Federal Grand Jury Charges Six Individuals with Methamphetamine Manufacturing Conspiracy
|U.S. Attorney’s Office April 04, 2012|
URBANA, IL—A federal grand jury today returned an indictment that charges six individuals with conspiracy to manufacture, distribute, and possess methamphetamine in Central Illinois, in Coles and Macon Counties.
Those charged include four men: Deandre D. Haynes, a.k.a “Dre,” 22, of Chicago; David A. Haynes, a.k.a “Rico,” a.k.a “Milk,” 31, of Decatur; Zachary D. Gordon, a.k.a “Z,” 29, of Shelbyville; and Jerry D. Dice, 48, currently in custody at the Illinois Department of Corrections; and two women: Jennifer L. McCullough, 37, of Belleville; and Casey Coombs, 26, of Shelbyville, Illinois.
The one-count indictment alleges that from April 2011 to at least March 5, 2012, in Coles and Macon Counties, Illinois, the six defendants participated in a conspiracy to manufacture, distribute, and possess with intent to distribute 50 grams or more of methamphetamine.

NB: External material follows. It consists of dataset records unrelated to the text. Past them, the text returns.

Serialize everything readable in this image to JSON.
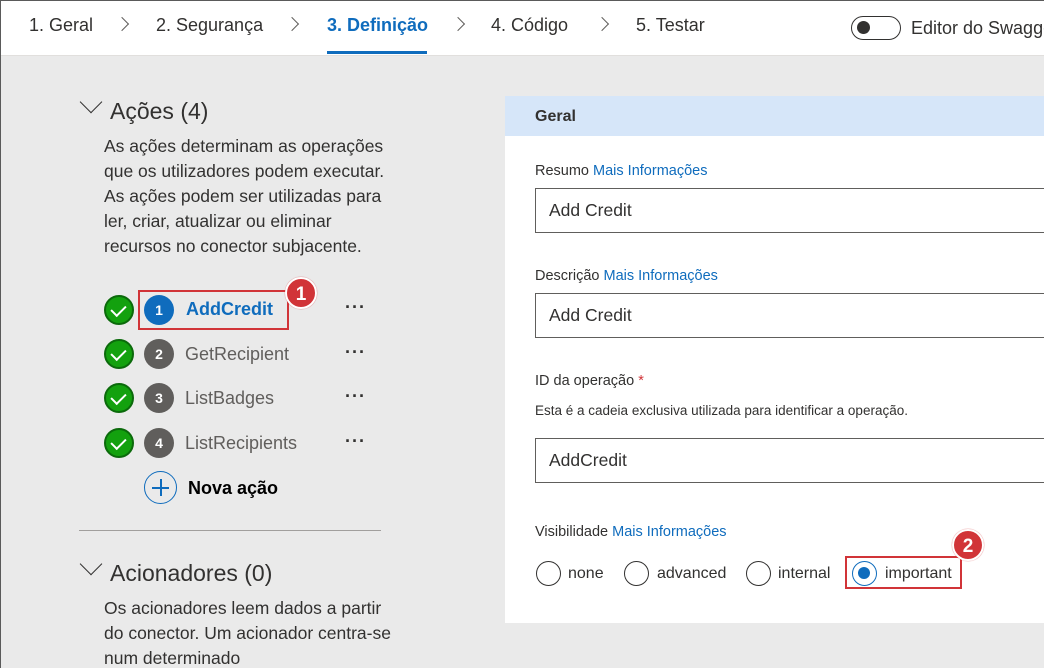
{
  "wizard": {
    "steps": [
      {
        "label": "1. Geral"
      },
      {
        "label": "2. Segurança"
      },
      {
        "label": "3. Definição"
      },
      {
        "label": "4. Código"
      },
      {
        "label": "5. Testar"
      }
    ],
    "active_step": 3,
    "swagger_toggle": {
      "label": "Editor do Swagger",
      "on": false
    }
  },
  "actions_section": {
    "title": "Ações (4)",
    "description": "As ações determinam as operações que os utilizadores podem executar. As ações podem ser utilizadas para ler, criar, atualizar ou eliminar recursos no conector subjacente.",
    "items": [
      {
        "number": "1",
        "name": "AddCredit",
        "more": "···",
        "active": true
      },
      {
        "number": "2",
        "name": "GetRecipient",
        "more": "···",
        "active": false
      },
      {
        "number": "3",
        "name": "ListBadges",
        "more": "···",
        "active": false
      },
      {
        "number": "4",
        "name": "ListRecipients",
        "more": "···",
        "active": false
      }
    ],
    "new_action_label": "Nova ação"
  },
  "triggers_section": {
    "title": "Acionadores (0)",
    "description": "Os acionadores leem dados a partir do conector. Um acionador centra-se num determinado"
  },
  "callouts": [
    "1",
    "2"
  ],
  "general_card": {
    "title": "Geral",
    "summary": {
      "label": "Resumo",
      "link": "Mais Informações",
      "value": "Add Credit"
    },
    "description": {
      "label": "Descrição",
      "link": "Mais Informações",
      "value": "Add Credit"
    },
    "operation_id": {
      "label": "ID da operação",
      "required_mark": "*",
      "help": "Esta é a cadeia exclusiva utilizada para identificar a operação.",
      "value": "AddCredit"
    },
    "visibility": {
      "label": "Visibilidade",
      "link": "Mais Informações",
      "options": [
        "none",
        "advanced",
        "internal",
        "important"
      ],
      "selected": "important"
    }
  },
  "colors": {
    "accent": "#0f6cbd",
    "success": "#13a10e",
    "callout": "#d13438",
    "card_header": "#d6e6f9",
    "panel_bg": "#eaeaea"
  }
}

Deandre Haynes, David Haynes, Gordon, and McCullough were previously charged in a federal criminal complaint filed on March 2, 2012. Deandre Haynes was released on bond; David Haynes was ordered detained in the custody of the U.S. Marshals Service; Gordon waived detention hearing and is currently in the custody of the U.S. Marshals Service; and McCullough was released on bond. Dice is currently in the custody of the Illinois Department of Corrections. A summons will be issued for Coombs to appear in federal court in Urbana on a date to be determined by the U.S. Clerk of the Court.
If convicted, the statutory penalty for the offense is a mandatory minimum 10 years to life in prison; if a defendant has a prior felony drug conviction, the statutory penalty is 20 years to life in prison.
The charge is the result of an investigation by the Federal Bureau of Investigation; the East Central Illinois Task Force; the Coles County Sheriff’s Office; the Eastern Illinois Safe Streets Task Force; and the Illinois State Police. The case is being prosecuted by Assistant U.S. Attorney Elly M. Peirson.
Members of the public are reminded that an indictment is merely an accusation; the defendants are presumed innocent unless proven guilty.